This transcript has been edited for clarity.
Hello. I’m Paul Auwaerter with Medscape Infectious Diseases. 2019 has closed and we moved into 2020. There have been many important and exciting areas of advancement [in infectious diseases] but also areas of concern. As a clinician caring for patients, I think of these concerns fairly frequently. I also wear a public health hat, as many people in infectious diseases tend to do, and there are concerns in those areas as well.
High Cost of HIV Treatment
A year ago, the President of the United States kicked off an initiative to try to eliminate HIV, which is exciting. Now that therapy has improved, many of our patients only need a single pill. However, this initiative—much like for hepatitis C, the treatment for which has gotten relatively easy and straightforward—has problems, such as cost. Other issues include government support and funding for initiatives, and finding patients who are transmitting disease and are not in therapy.
Mathematical models suggest that everything is very possible. From a cost-benefit basis, it would probably benefit our country. However, with real tax dollars and costs always at the forefront, health infrastructure for public health and individuals usually takes a back seat, sadly. I’m hoping such efforts will continue.
Antimicrobial resistance concerns many of us as well as our patients. We’re finding increasingly resistant pathogens, and the World Health Organization has labeled this as a top health threat. With government support, BARDA (Biomedical Advanced Research and Development Authority) and other agencies have helped a number of smaller companies with basic research and development to bring new drugs to market, including cefiderocol, plazomicin, imipenem-relebactam, and many others.
The concept of getting multiple drugs to market looked quite bleak 5-10 years ago but is now a reality. The problem has been that no one in the pharmaceutical industry finds these drugs to be profitable. We tend to restrict drugs appropriately as part of stewardship, but we have not found an appropriate model.
The European Union and other countries are concerned about these initiatives. How to help solve this has remained a very difficult issue, as politicians are not willing to see that helping pharmaceutical companies is something that’s palatable. Trying to figure out how to move forward and have effective drugs that we can actually purchase and use, that are FDA approved and maintained in the marketplace, remains very difficult and concerning.
Vaccine hesitancy is a growing concern. American Samoa, where there has been a huge measles outbreak in 2019, is one area outside the United States where not having sufficient immunization coverage is a great concern. I do not think this will go away.
As our society gets more technologically adept with growing amounts of facts and difficulties, I think many people try to effect control by saying no. This is almost like a chronic health model where patients with chronic illnesses find that they can gain some sense of control by saying no and underestimating health risks instead of dealing with fears or unknowns. This will need continued efforts, and it’s important that vaccine initiatives are not dropped because of this growing concern.
A real positive this past year has been the success of the Ebola vaccine in Congo, which was recently approved by the FDA, along with anti-Ebola medications that have also proved effective. These are tremendous improvements. I think immunizations remain a low-cost and effective way forward on many fronts, with improved influenza vaccines hopefully at the forefront.
The next area involves some interesting changes in immunization practices. For the first time, a vaccine has been walked back—the pneumococcal conjugate vaccine for average-risk adults aged 65 years or older. It is now a shared-decision model as to whether you administer it after the pneumococcal vaccine. That’s not something that we’ve faced before.
There is controversy about this, mainly because of the success of reduced pneumococcal disease in children, who were probably a big component of transmitting strains to older adults.
I think whether people will continue giving the vaccine routinely has not yet been fully fleshed out. The cost-benefit analysis seems to be wanting in most cases. Personally, I’ve stopped recommending it to most patients after pneumococcal vaccine.
There have been some exciting developments in influenza with adjuvant vaccines and higher doses for populations aged 65 years or older. Work on new angles toward improving immunization should be well funded, as this is a disease that affects more people per year than any other, and strategies could have such a high payoff.

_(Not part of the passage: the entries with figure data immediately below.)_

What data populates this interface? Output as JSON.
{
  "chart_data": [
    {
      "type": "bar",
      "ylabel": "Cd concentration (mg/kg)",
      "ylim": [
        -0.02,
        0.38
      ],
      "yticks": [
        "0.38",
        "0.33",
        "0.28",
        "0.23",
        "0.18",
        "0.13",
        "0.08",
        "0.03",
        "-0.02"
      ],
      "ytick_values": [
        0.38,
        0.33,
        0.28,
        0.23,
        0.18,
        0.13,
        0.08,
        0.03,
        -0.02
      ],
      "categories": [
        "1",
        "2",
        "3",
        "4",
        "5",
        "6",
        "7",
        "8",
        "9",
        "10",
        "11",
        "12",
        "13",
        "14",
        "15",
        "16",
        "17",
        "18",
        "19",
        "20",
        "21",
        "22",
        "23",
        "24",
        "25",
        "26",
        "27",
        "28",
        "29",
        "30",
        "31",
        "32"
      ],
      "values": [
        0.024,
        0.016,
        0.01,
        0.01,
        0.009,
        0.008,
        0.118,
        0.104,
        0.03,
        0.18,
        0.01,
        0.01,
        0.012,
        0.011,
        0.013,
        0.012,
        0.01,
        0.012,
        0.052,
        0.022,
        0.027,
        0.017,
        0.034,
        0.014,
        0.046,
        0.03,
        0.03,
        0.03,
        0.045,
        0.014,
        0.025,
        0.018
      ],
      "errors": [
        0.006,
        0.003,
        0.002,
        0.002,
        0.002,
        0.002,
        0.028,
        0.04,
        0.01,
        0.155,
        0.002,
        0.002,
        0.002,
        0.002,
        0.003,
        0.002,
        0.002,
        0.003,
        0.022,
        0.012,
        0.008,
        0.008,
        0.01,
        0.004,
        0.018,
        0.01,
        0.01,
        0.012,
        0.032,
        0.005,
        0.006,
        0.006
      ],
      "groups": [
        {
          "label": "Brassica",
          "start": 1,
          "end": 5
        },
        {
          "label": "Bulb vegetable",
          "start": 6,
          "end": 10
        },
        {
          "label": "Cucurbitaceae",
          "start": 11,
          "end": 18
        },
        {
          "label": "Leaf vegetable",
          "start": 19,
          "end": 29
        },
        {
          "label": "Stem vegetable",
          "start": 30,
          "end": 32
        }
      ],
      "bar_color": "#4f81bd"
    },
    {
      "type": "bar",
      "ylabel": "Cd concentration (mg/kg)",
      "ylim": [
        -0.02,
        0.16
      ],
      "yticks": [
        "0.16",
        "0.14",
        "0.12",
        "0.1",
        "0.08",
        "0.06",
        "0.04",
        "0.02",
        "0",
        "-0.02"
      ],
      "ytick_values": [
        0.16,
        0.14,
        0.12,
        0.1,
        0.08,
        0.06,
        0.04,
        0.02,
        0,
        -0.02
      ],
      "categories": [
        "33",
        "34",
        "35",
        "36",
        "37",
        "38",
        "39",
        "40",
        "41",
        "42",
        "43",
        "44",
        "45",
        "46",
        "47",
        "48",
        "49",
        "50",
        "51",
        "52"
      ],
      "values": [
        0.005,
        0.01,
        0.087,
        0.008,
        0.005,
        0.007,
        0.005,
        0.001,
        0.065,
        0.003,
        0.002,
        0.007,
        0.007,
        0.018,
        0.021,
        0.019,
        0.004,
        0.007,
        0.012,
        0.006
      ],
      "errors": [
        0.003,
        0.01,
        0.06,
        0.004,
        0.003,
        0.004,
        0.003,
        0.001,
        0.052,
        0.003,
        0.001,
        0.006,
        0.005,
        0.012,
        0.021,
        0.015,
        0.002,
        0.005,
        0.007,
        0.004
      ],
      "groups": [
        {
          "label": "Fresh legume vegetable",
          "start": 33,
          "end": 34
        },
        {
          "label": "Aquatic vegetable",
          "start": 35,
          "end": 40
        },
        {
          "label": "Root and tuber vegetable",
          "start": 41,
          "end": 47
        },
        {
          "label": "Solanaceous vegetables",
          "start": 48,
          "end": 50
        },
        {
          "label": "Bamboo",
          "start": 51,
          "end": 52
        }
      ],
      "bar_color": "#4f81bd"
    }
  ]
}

A new anti-influenza drug, baloxavir, is a cap-dependent endonuclease inhibitor that works early in the viral lifecycle. Most patients are likely to benefit from very early administration, but stay tuned. Over the next year, we may learn more from combination studies where that drug or similar drugs are combined with neuraminidase inhibitors to see if they’re more effective in our treatment of patients who are very ill with influenza.
Thanks very much for listening. I wish everyone the best for 2020. I’m looking forward to new and exciting developments, which are the reasons I find this field so important and very attractive. I hope our younger trainees continue to find this interesting. Thank you.